To be blunt, the claim that any musical enjoyment might be “ironic” or “dishonest” has no relevance in any productive discussion about music. You could replace “ironic enjoyment” with “conflicted enjoyment,” which, when examined, subsequently reveals certain ironies about your relationship to the music: often I return to music that irritates me because it irritates me; the initial reaction of wanting to jam a fork in my eye can signal the potential to fall in love with a song. In my experience, something that provokes such an intense but unjustifiable negative reaction suggests there’s something worth figuring out in it.

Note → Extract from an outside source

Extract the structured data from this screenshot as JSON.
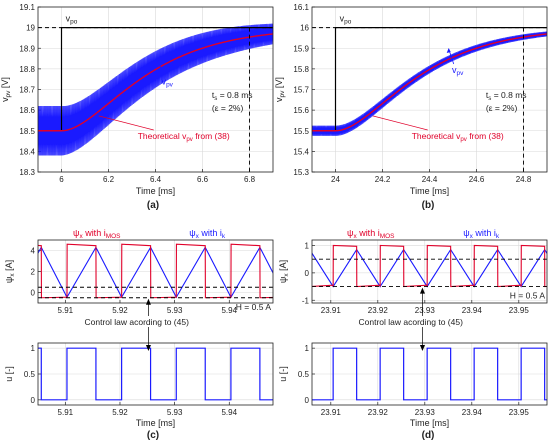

I’ve noticed this exact reaction among people who initially hated but later grew to love “My Humps,” and it’s a reaction I had myself to “London Bridge” when it first came out. This changed as I began to understand Fergie on her own terms, just as many listeners came to enjoy “My Humps” on its own terms the more they listened to it, or listened in a new context (in the Girl Talk mash-up with “Heartbeat,” maybe, or while watching the video, which is how my girlfriend and I both fell in love with it). And there’s always the possibility of someone else analyzing their own enjoyment of music you hate, thus potentially reversing your relationship to it. Still, in these examples—all based in the seeming contradiction of not being able to really like something until you’ve first disliked it intensely, and possibly irrationally—the state of enjoyment itself is never ironic or unironic, honest or dishonest; it just is.


Internal irony, on the other hand, is a major reason I enjoy so much teenpop music in the first place, and it’s often the ironies themselves that help me to distinguish the music as teenpop. Along these lines, Jody Rosen recently wrote that “the defining feature of post-Lavigne teenpop is its adult pretensions.” His phrasing is condescending and his alleged irony is that these performers are really just kids spouting “psychobabble,” whereas I think these artists are accurately conveying the inherent ironies of adolescence, their newfound sense of independence and expected adoption of adult responsibilities paired with identity crises and increasing distrust from adults, usually leading to more vigilant regulation.

I love how all of these conflicts play out on a small scale, song by song. Ashlee Simpson has “stains on her T-shirt” and she’s “the biggest flirt,” but she also has to change out of her boyfriend’s old shirt when she spills coffee on it and wants to spend the rest of her life with her one perfect soul mate. Ashley Tisdale has a hard-swing club track, “Not Like That,” whose premise is that she’s not the kind of girl who goes out to clubs. In “I Am One of Them,” Aly and AJ want to righteously “empower” potential child victims of random kidnapping (all children, including Aly and AJ) by presenting the outside world they see on the news and “outside their door” as a threatening environment, ultimately advocating kids to stay “on alert” at all times.

Teenpop is full of these sorts of ironic contradictions, and for the most part, the performers are “in” on the irony, too—they usually had a hand in writing the songs. Often the impact of the music’s internal contradictions is lost on listeners because they’re finding irony externally in deigning to listen to it at all. They end up analyzing backwards: something must be strange or wrong with enjoying “this sort of” music “honestly,” so now let’s figure out what it is. What many non-enthusiast casual or reluctant listeners of teenpop (or, say, mainstream country) are looking for is a sense of controlled, distanced enjoyment—justifiable appreciation—to match their control and distance from the artists and from the people for whom the music is intended. But for me, the deepest laughs and the deepest listening—that which offers the richest personal experiences and sparks the most exciting conversations—came when I finally tried to meet Skye and Ashlee and Aly and AJ on their own terms, when I realized that they were still a step ahead of me. I was so “clever” I missed how funny they were, so “deep” already I didn’t bother to dig.